Yang Y.-C.E.,Illinois State Water Survey |
Lin Y.-F.F.,Illinois State Water Survey
Transactions in GIS | Year: 2011
This article presents two decision support plug-ins in free GIS software: ArcGIS Explorer Desktop. The ubiquitous WebGIS Analysis Toolkit for Extensive Resources (uWATER) focuses on providing GIS analysis functions: spatial and attribute queries in the public services tool for users with limited access to commercial GIS software. The interface of uWATER is general enough to support decision-making in numerous management issues in natural resources, economics and agriculture. The uWATER-Pumping Assessment (uWATER-PA) toolkit, on the other hand, is an extended package targeting the specific environmental issue of groundwater pumping impacts.

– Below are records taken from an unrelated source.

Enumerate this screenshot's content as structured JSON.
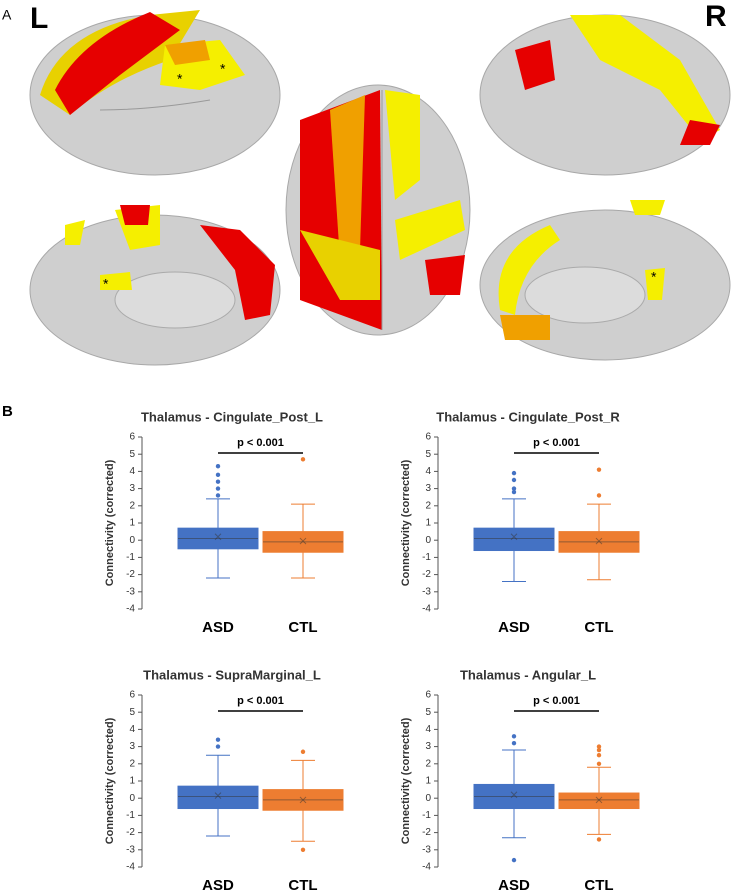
{
  "panel_labels": [
    "A",
    "B"
  ],
  "hemisphere_labels": [
    "L",
    "R"
  ],
  "brain_annotations": [
    "*",
    "*",
    "*",
    "*"
  ],
  "chart_data": [
    {
      "type": "box",
      "title": "Thalamus - Cingulate_Post_L",
      "ylabel": "Connectivity (corrected)",
      "annotation": "p < 0.001",
      "ylim": [
        -4,
        6
      ],
      "yticks": [
        -4,
        -3,
        -2,
        -1,
        0,
        1,
        2,
        3,
        4,
        5,
        6
      ],
      "series": [
        {
          "name": "ASD",
          "color": "#4472c4",
          "min": -2.2,
          "q1": -0.5,
          "median": 0.1,
          "q3": 0.7,
          "max": 2.4,
          "mean": 0.2,
          "outliers": [
            2.6,
            3,
            3.4,
            3.8,
            4.3
          ]
        },
        {
          "name": "CTL",
          "color": "#ed7d31",
          "min": -2.2,
          "q1": -0.7,
          "median": -0.1,
          "q3": 0.5,
          "max": 2.1,
          "mean": -0.05,
          "outliers": [
            4.7
          ]
        }
      ]
    },
    {
      "type": "box",
      "title": "Thalamus - Cingulate_Post_R",
      "ylabel": "Connectivity (corrected)",
      "annotation": "p < 0.001",
      "ylim": [
        -4,
        6
      ],
      "yticks": [
        -4,
        -3,
        -2,
        -1,
        0,
        1,
        2,
        3,
        4,
        5,
        6
      ],
      "series": [
        {
          "name": "ASD",
          "color": "#4472c4",
          "min": -2.4,
          "q1": -0.6,
          "median": 0.1,
          "q3": 0.7,
          "max": 2.4,
          "mean": 0.2,
          "outliers": [
            2.8,
            3,
            3.5,
            3.9
          ]
        },
        {
          "name": "CTL",
          "color": "#ed7d31",
          "min": -2.3,
          "q1": -0.7,
          "median": -0.1,
          "q3": 0.5,
          "max": 2.1,
          "mean": -0.05,
          "outliers": [
            2.6,
            4.1
          ]
        }
      ]
    },
    {
      "type": "box",
      "title": "Thalamus - SupraMarginal_L",
      "ylabel": "Connectivity (corrected)",
      "annotation": "p < 0.001",
      "ylim": [
        -4,
        6
      ],
      "yticks": [
        -4,
        -3,
        -2,
        -1,
        0,
        1,
        2,
        3,
        4,
        5,
        6
      ],
      "series": [
        {
          "name": "ASD",
          "color": "#4472c4",
          "min": -2.2,
          "q1": -0.6,
          "median": 0.1,
          "q3": 0.7,
          "max": 2.5,
          "mean": 0.15,
          "outliers": [
            3,
            3.4
          ]
        },
        {
          "name": "CTL",
          "color": "#ed7d31",
          "min": -2.5,
          "q1": -0.7,
          "median": -0.1,
          "q3": 0.5,
          "max": 2.2,
          "mean": -0.1,
          "outliers": [
            -3,
            2.7
          ]
        }
      ]
    },
    {
      "type": "box",
      "title": "Thalamus - Angular_L",
      "ylabel": "Connectivity (corrected)",
      "annotation": "p < 0.001",
      "ylim": [
        -4,
        6
      ],
      "yticks": [
        -4,
        -3,
        -2,
        -1,
        0,
        1,
        2,
        3,
        4,
        5,
        6
      ],
      "series": [
        {
          "name": "ASD",
          "color": "#4472c4",
          "min": -2.3,
          "q1": -0.6,
          "median": 0.1,
          "q3": 0.8,
          "max": 2.8,
          "mean": 0.2,
          "outliers": [
            3.2,
            3.6,
            -3.6
          ]
        },
        {
          "name": "CTL",
          "color": "#ed7d31",
          "min": -2.1,
          "q1": -0.6,
          "median": -0.1,
          "q3": 0.3,
          "max": 1.8,
          "mean": -0.1,
          "outliers": [
            2,
            2.5,
            2.8,
            3,
            -2.4
          ]
        }
      ]
    }
  ]
}
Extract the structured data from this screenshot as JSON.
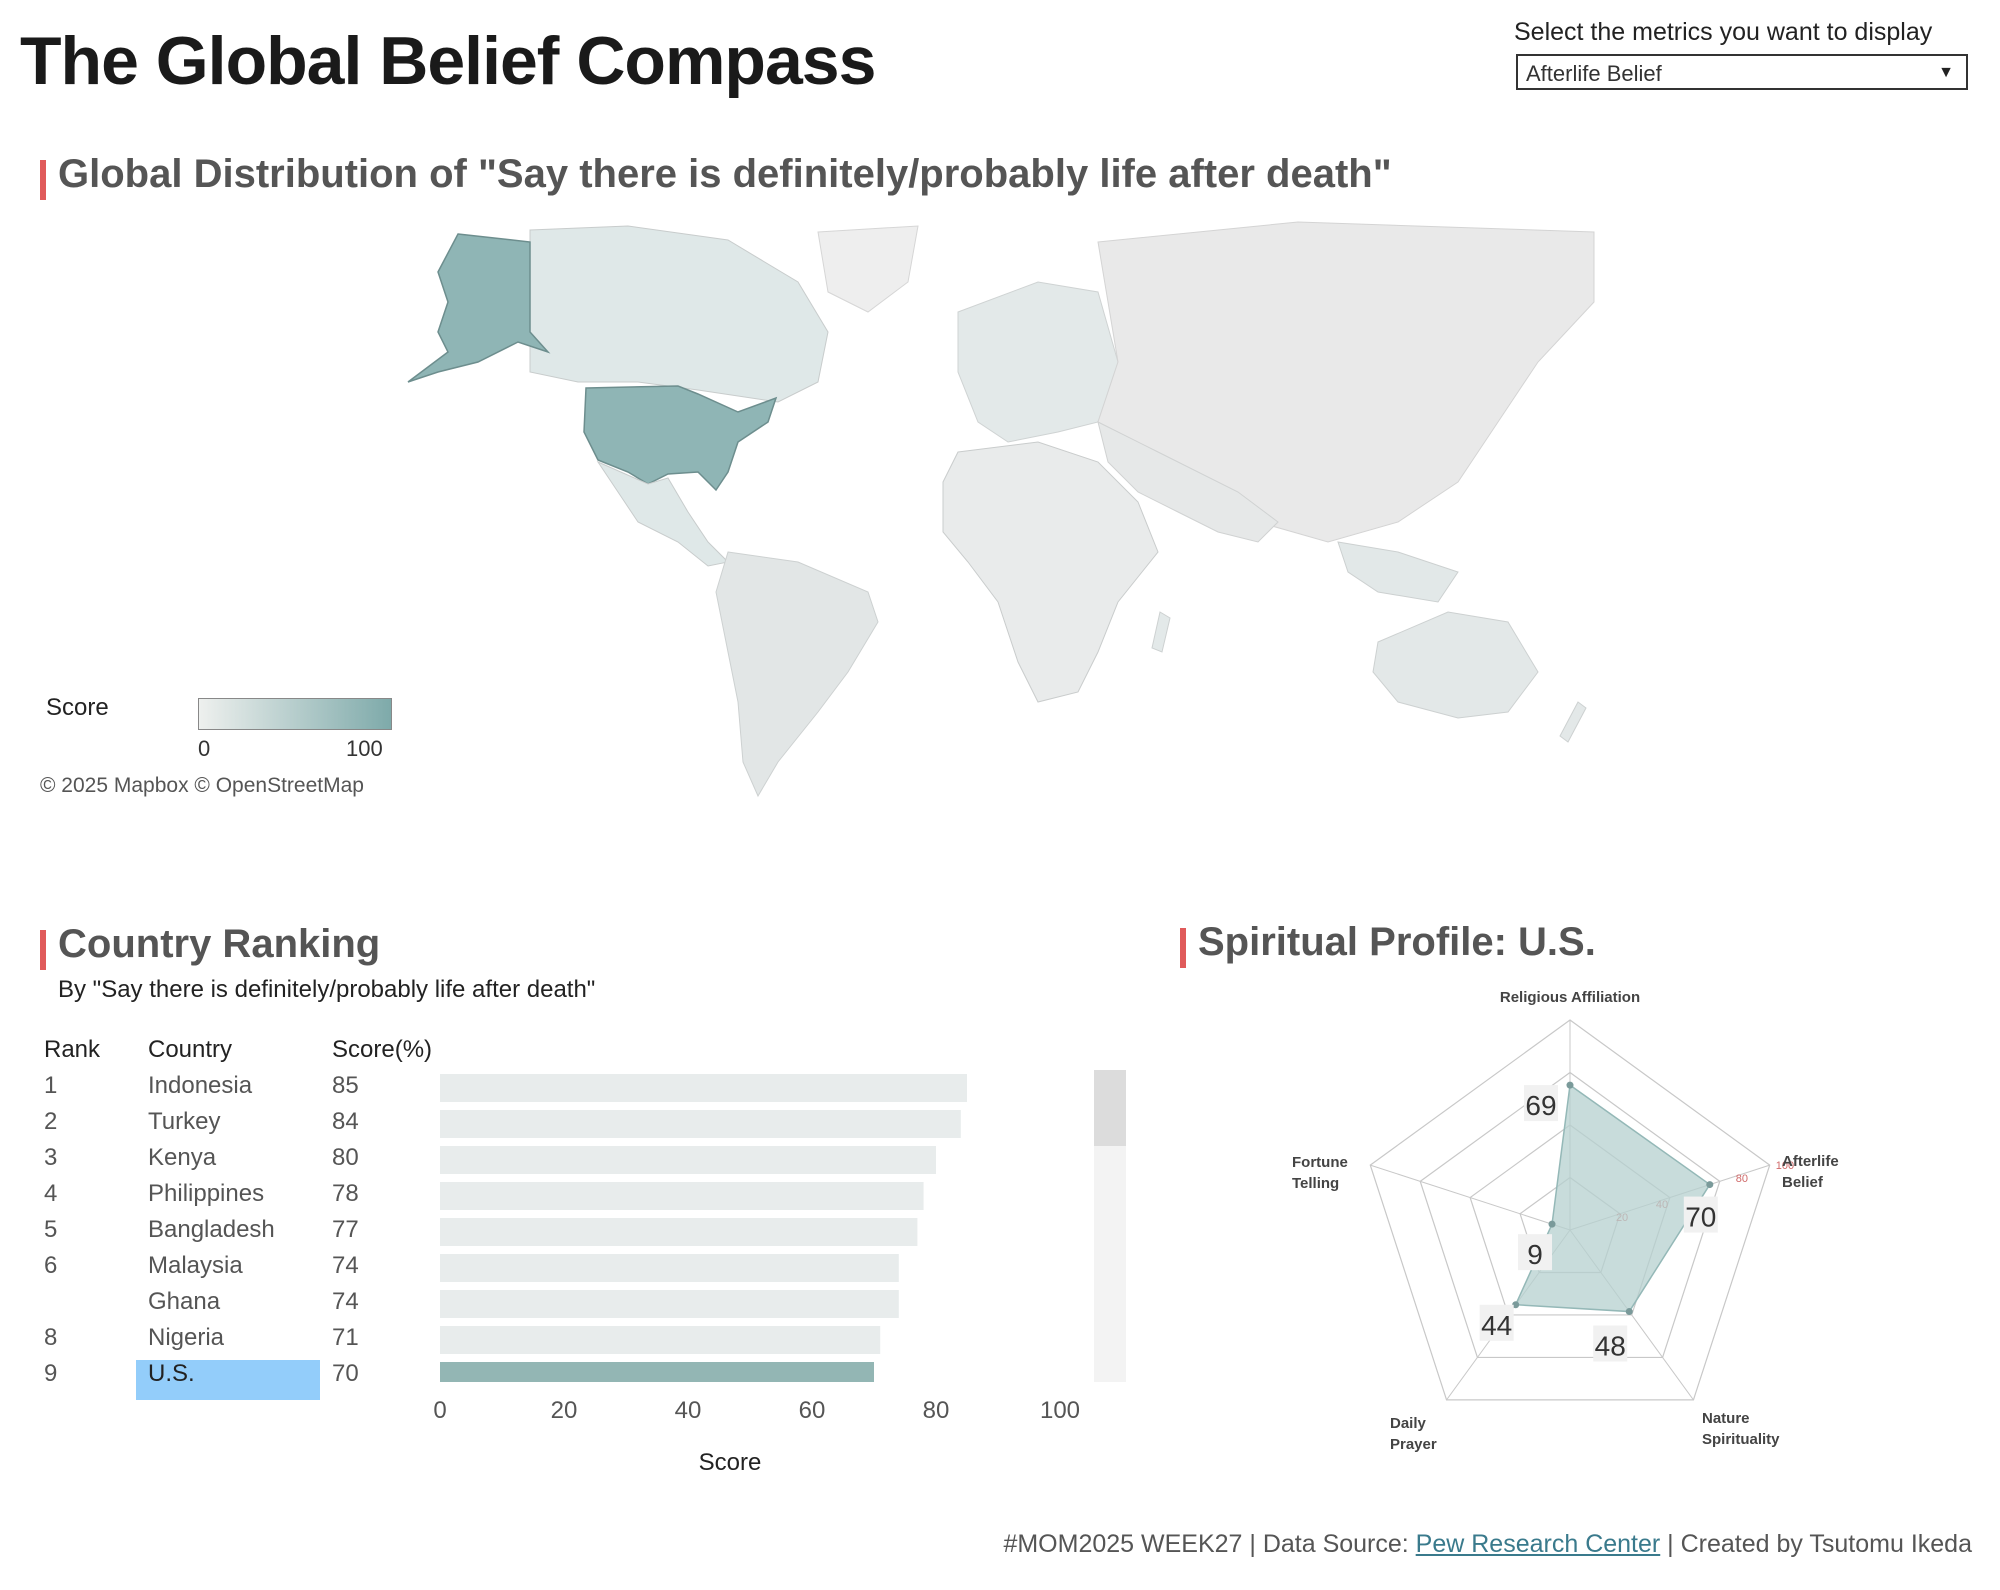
{
  "header": {
    "title": "The Global Belief Compass",
    "metric_label": "Select the metrics you want to display",
    "metric_selected": "Afterlife Belief"
  },
  "map": {
    "title": "Global Distribution of \"Say there is definitely/probably life after death\"",
    "legend_label": "Score",
    "legend_min": "0",
    "legend_max": "100",
    "attribution": "© 2025 Mapbox  © OpenStreetMap",
    "colors": {
      "low": "#eef0ee",
      "high": "#7eaaaa",
      "highlight": "#8fb5b5",
      "base": "#e9e9e9"
    },
    "highlighted_country": "U.S."
  },
  "ranking": {
    "title": "Country Ranking",
    "subtitle": "By \"Say there is definitely/probably life after death\"",
    "col_rank": "Rank",
    "col_country": "Country",
    "col_score": "Score(%)",
    "rows": [
      {
        "rank": "1",
        "country": "Indonesia",
        "score": "85"
      },
      {
        "rank": "2",
        "country": "Turkey",
        "score": "84"
      },
      {
        "rank": "3",
        "country": "Kenya",
        "score": "80"
      },
      {
        "rank": "4",
        "country": "Philippines",
        "score": "78"
      },
      {
        "rank": "5",
        "country": "Bangladesh",
        "score": "77"
      },
      {
        "rank": "6",
        "country": "Malaysia",
        "score": "74"
      },
      {
        "rank": "",
        "country": "Ghana",
        "score": "74"
      },
      {
        "rank": "8",
        "country": "Nigeria",
        "score": "71"
      },
      {
        "rank": "9",
        "country": "U.S.",
        "score": "70"
      }
    ]
  },
  "chart_data": [
    {
      "type": "bar",
      "orientation": "horizontal",
      "categories": [
        "Indonesia",
        "Turkey",
        "Kenya",
        "Philippines",
        "Bangladesh",
        "Malaysia",
        "Ghana",
        "Nigeria",
        "U.S."
      ],
      "values": [
        85,
        84,
        80,
        78,
        77,
        74,
        74,
        71,
        70
      ],
      "xlabel": "Score",
      "xlim": [
        0,
        100
      ],
      "xticks": [
        "0",
        "20",
        "40",
        "60",
        "80",
        "100"
      ],
      "selected": "U.S.",
      "colors": {
        "bar": "#e8ecec",
        "selected": "#93b6b4"
      }
    },
    {
      "type": "radar",
      "title": "Spiritual Profile: U.S.",
      "axes": [
        "Religious Affiliation",
        "Afterlife Belief",
        "Nature Spirituality",
        "Daily Prayer",
        "Fortune Telling"
      ],
      "values": [
        69,
        70,
        48,
        44,
        9
      ],
      "value_labels": [
        "69",
        "70",
        "48",
        "44",
        "9"
      ],
      "rlim": [
        0,
        100
      ],
      "ring_labels": [
        "20",
        "40",
        "80",
        "100"
      ],
      "colors": {
        "fill": "#b5d0cf",
        "stroke": "#94b8b7",
        "grid": "#c8c8c8",
        "ring_label": "#d06a6a"
      }
    }
  ],
  "footer": {
    "prefix": "#MOM2025 WEEK27 | Data Source: ",
    "link": "Pew Research Center",
    "suffix": " | Created by Tsutomu Ikeda"
  }
}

The uWATER-PA package is an excellent alternative to evaluating complex groundwater pumping assessment issues before investing significant time, labor, and funds in monitoring and detailed scientific study. It incorporates simulation of the physics of groundwater flow and user interaction into GIS software. A graphical user interface makes both data entry and interpretation of results intuitive to non-technical individuals. Results are presented as colored drawdown maps and can be saved in GIS format for future dissemination. The impact of drawdown on existing wells can be characterized and mapped, through the use of uWATER's spatial query capabilities and the drawdown maps generated by uWATER-PA. © 2011 Blackwell Publishing Ltd.